Tungsten Fabric: 10 minute deployment with k8s on AWS

ato edited this page May 24, 2018 · 15 revisions


This document contains instructions to deploy a Tungsten Fabric cluster that interconnects PODs orchestrated by Kubernetes. The Tungsten Fabric cluster is composed of one controller and two compute nodes that run as EC2 VMs.


New AWS individual users only have root access and they may optionally set up IAM. If you are connected as a root user, you only need to subscribe to the Centos 7 image.

  1. Once you have signed into the AWS console, go to the following URL: https://aws.amazon.com/marketplace/
  2. Search for Centos and click on the "CentOS 7 (x86_64) - with Updates HVM" image. Continue to Subscribe. Accept Terms.

If you are connected as an IAM user, check the Appendix at the end of the document.
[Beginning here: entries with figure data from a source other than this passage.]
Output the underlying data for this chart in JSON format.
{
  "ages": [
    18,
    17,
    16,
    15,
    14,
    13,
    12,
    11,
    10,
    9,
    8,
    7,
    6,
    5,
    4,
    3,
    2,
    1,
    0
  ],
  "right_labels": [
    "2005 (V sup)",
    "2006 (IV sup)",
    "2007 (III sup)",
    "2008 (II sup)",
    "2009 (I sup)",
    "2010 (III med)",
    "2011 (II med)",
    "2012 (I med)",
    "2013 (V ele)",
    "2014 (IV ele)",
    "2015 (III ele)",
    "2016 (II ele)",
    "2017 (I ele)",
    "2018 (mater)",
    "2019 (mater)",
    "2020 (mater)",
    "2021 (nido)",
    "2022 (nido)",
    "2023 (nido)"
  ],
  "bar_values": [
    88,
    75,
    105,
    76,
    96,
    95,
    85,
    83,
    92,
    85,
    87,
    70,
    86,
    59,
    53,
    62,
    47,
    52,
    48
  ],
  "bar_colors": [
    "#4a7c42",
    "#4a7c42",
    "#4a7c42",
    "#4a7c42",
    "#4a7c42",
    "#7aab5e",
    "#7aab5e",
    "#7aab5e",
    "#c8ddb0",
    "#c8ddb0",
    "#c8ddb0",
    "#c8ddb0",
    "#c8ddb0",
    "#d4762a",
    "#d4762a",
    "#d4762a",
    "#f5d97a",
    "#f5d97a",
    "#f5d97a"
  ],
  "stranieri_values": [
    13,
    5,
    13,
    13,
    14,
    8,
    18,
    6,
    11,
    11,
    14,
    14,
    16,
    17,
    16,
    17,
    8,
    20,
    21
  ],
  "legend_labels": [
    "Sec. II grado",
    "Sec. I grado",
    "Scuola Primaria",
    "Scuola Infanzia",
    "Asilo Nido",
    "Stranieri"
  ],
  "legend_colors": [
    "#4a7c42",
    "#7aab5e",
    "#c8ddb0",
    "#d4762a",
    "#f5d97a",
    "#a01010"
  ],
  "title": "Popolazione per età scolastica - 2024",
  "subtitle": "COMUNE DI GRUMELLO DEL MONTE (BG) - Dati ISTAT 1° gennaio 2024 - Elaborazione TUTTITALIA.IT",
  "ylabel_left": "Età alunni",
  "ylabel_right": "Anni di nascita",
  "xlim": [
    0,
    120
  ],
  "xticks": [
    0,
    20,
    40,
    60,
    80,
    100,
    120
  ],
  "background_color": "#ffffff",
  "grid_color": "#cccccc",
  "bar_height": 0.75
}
Just click on this button to create the stack:

Launch Stack

  1. Click Next. Give a name to the stack.
  2. Leave AnsibleDeployerCommit to this to the default value (master).
  3. Leave the AnsibleDeployerConfigURL to the default value, unless you want to change things like the topology, role distribution, container version, etc.
  4. Leave the AnsibleOrchestrator at its default value (kubernetes).
  5. Set InstallTungstenFabric to Yes.
  6. Remember - or - change the InstallPassword.
  7. Leave other fields at their default value. Click Next. Again, Click Next.
  8. Check "I acknowledge that AWS CloudFormation might create IAM resources". Click Create.

This will trigger the creation, among other things, of one instance that runs the Ansible host. In turn, the Ansible host will create the cluster:

IMPORTANT: If you don’t want to spend a fortune, when you are done with the lab make sure you manually delete the 3 cluster VMs, then delete the stack, and verify no instances run and no volumes are left either.

Accessing the cluster:

First, you need to SSH the Ansible host with user root and password tungsten123 (or whatever password you set).

After you have connected to the Ansible host, you can connect from there to the controller or compute nodes:

ssh centos@<ip>   # <ip> can be the public IP or the private IP of the controller/compute VM, both work
sudo -s

Accessing the Contrail webUI:

https://<controller-public-ip>:8143      admin / contrail123

Accessing the Kubernetes dashboard:

On the controller:

kubectl get pods -n kube-system -o wide | grep dashboard

Check the IP column. It tells you the private IP address of the compute node where the dashboard POD is running. You need to find out the associated public IP address (it is left to you as an exercise). Once you know it, you can connect to the URL:


Select the token option. Where can you get the token from? There is one on the controller’s file /root/k8s_dashboard_token.txt , but it only allows to visualize. If you want read-write access do the following:

kubectl get secret -n contrail | grep kubemanager
kubectl describe secret <name> -n contrail | grep "token:" | awk '{print $2}'

Take your time to browse the dashboard. During the next exercises, you can choose to do some tasks on the web instead of (or in addition to) the CLI.

Appendix: IAM Users

If, instead of using a root account, you are signing with an IAM user, you need to grant additional privileges for the user.

  • Log on to the AWS console.
  • In the AWS services search at the top left of the console, look for IAM and select it.
  • On the left navigation bar, click on the user whose privileges you need to change.
  • At the right bottom, click Add inline policy.
  • Go to the JSON tab, and replace the content with the following policy:
    "Version": "2012-10-17",
    "Statement": [
            "Effect": "Allow",
            "Action": [
            "Resource": "*"
  • Review policy. Add policy name. Create policy.